Preventative safety work? I can imagine there’s going to be less demand from offices and industry if a significant portion of the nearby population are making emergency plans and preparations, and even without a dip in demand from that there’s usually some oversupply with electricity generators to avoid ramp up time problems during peak demand, so possibly they decided to shut down unused capacity to reduce the risk of it being damaged? Hard to say without knowing more details…
>there’s going to be less demand from offices and industry if a significant portion of the nearby population are making emergency plans and preparations
Not the case in Iceland. Only 15% of the demand is non industrial, and people still use electricity regardless of what they're working on. Grindavik itself isn't large enough to be more than a rounding error.
>even without a dip in demand from that there’s usually some oversupply with electricity generators to avoid ramp up time problems during peak demand, so possibly they decided to shut down unused capacity to reduce the risk of it being damaged
No, geothermal plants generally aren't ramped, and they produce at maximum output unless there is maintenance. They may have reduced overall output to enable individual turbines to be turned off for brief periods while installing new remote control devices. That is speculation however as I'm not at work so I can't say for sure.
hah, cool to see this, I'm responsible for this data being available.
As much as it would suck to lose a power plant (we are already on the edge of energy shortages), it is far worse to lose hot water supply to Keflavik. They'd have to quickly build up electric heating capacity, which will make energy shortages.

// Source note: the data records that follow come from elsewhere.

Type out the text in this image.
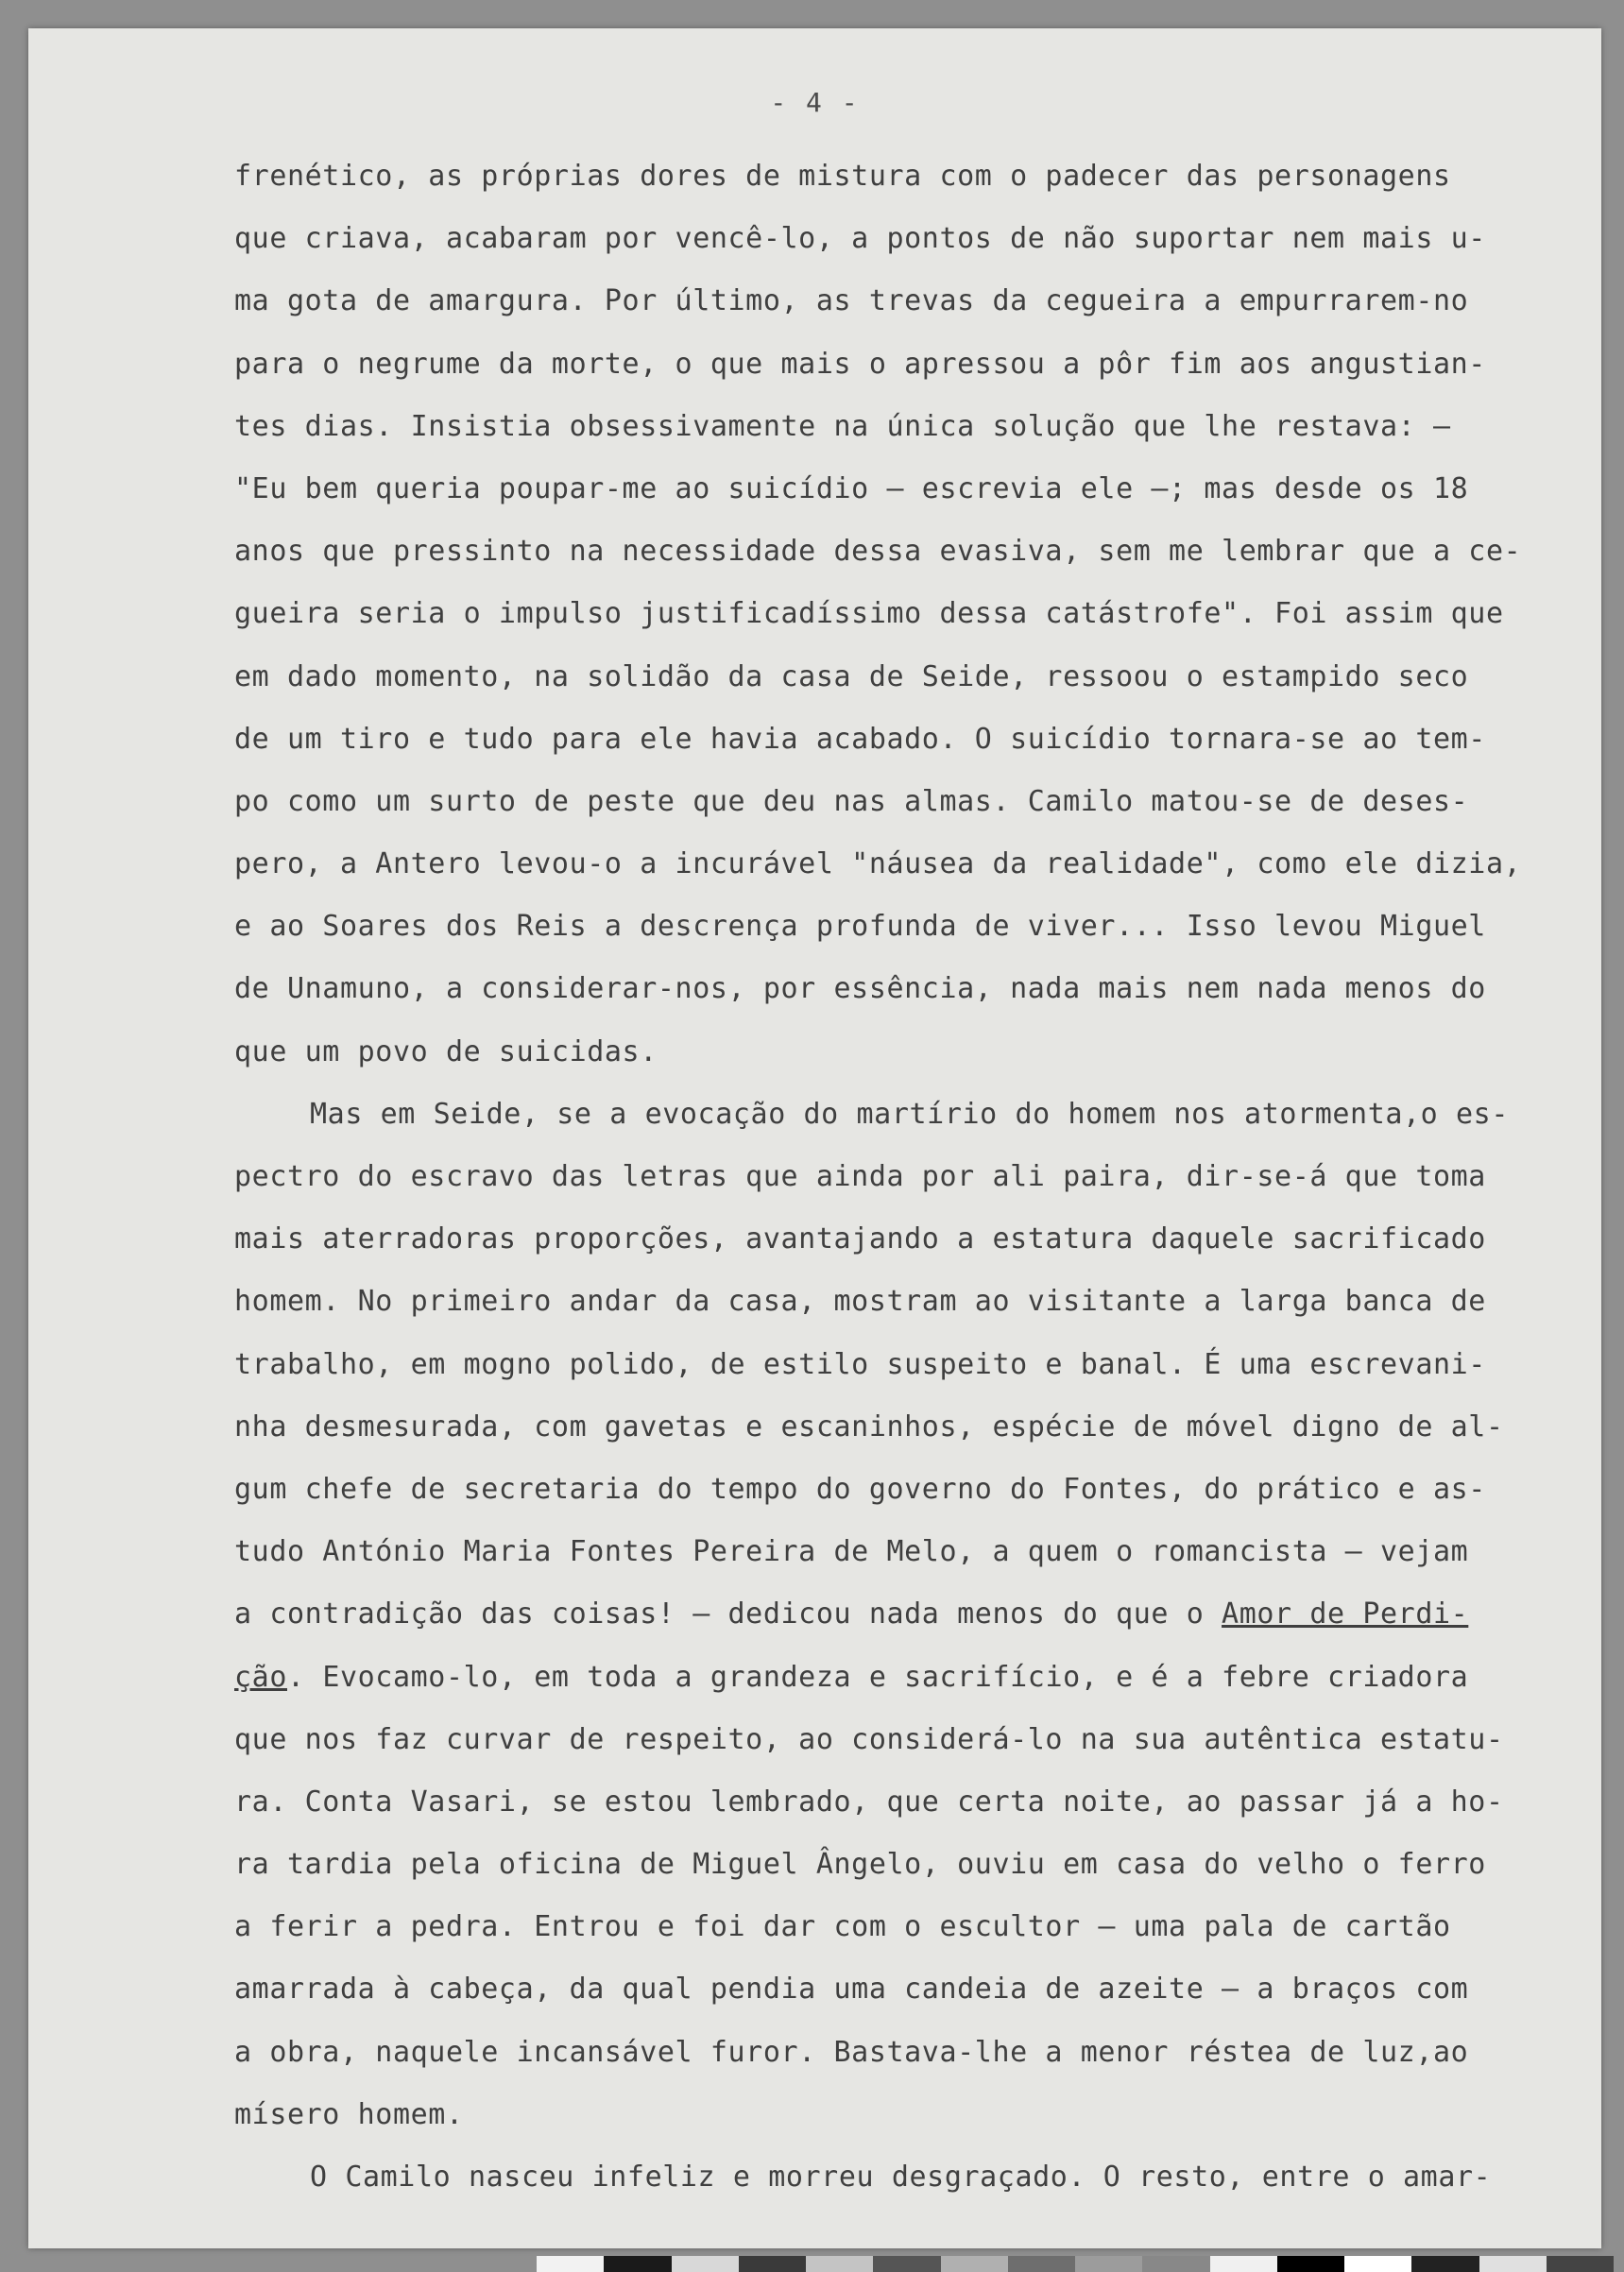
- 4 -
frenético, as próprias dores de mistura com o padecer das personagens
que criava, acabaram por vencê-lo, a pontos de não suportar nem mais u-
ma gota de amargura. Por último, as trevas da cegueira a empurrarem-no
para o negrume da morte, o que mais o apressou a pôr fim aos angustian-
tes dias. Insistia obsessivamente na única solução que lhe restava: —
"Eu bem queria poupar-me ao suicídio — escrevia ele —; mas desde os 18
anos que pressinto na necessidade dessa evasiva, sem me lembrar que a ce-
gueira seria o impulso justificadíssimo dessa catástrofe". Foi assim que
em dado momento, na solidão da casa de Seide, ressoou o estampido seco
de um tiro e tudo para ele havia acabado. O suicídio tornara-se ao tem-
po como um surto de peste que deu nas almas. Camilo matou-se de deses-
pero, a Antero levou-o a incurável "náusea da realidade", como ele dizia,
e ao Soares dos Reis a descrença profunda de viver... Isso levou Miguel
de Unamuno, a considerar-nos, por essência, nada mais nem nada menos do
que um povo de suicidas.
Mas em Seide, se a evocação do martírio do homem nos atormenta,o es-
pectro do escravo das letras que ainda por ali paira, dir-se-á que toma
mais aterradoras proporções, avantajando a estatura daquele sacrificado
homem. No primeiro andar da casa, mostram ao visitante a larga banca de
trabalho, em mogno polido, de estilo suspeito e banal. É uma escrevani-
nha desmesurada, com gavetas e escaninhos, espécie de móvel digno de al-
gum chefe de secretaria do tempo do governo do Fontes, do prático e as-
tudo António Maria Fontes Pereira de Melo, a quem o romancista — vejam
a contradição das coisas! — dedicou nada menos do que o Amor de Perdi-
ção. Evocamo-lo, em toda a grandeza e sacrifício, e é a febre criadora
que nos faz curvar de respeito, ao considerá-lo na sua autêntica estatu-
ra. Conta Vasari, se estou lembrado, que certa noite, ao passar já a ho-
ra tardia pela oficina de Miguel Ângelo, ouviu em casa do velho o ferro
a ferir a pedra. Entrou e foi dar com o escultor — uma pala de cartão
amarrada à cabeça, da qual pendia uma candeia de azeite — a braços com
a obra, naquele incansável furor. Bastava-lhe a menor réstea de luz,ao
mísero homem.
O Camilo nasceu infeliz e morreu desgraçado. O resto, entre o amar-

This being Hacker News and all I have to wonder - was this remote control system installed in a hurry, and is it thus potentially more vulnerable to remote attack than it might otherwise be? Hope not.
No, it is not remote in the 4g sense, but in that they can control the machines remotely via the national control room. that scada network is secure and air gapped.
They likely installed the remote controls because there were already signs something was going on a week ago. If today's events happened a week ago, the whole timetable would just have been shifted a week.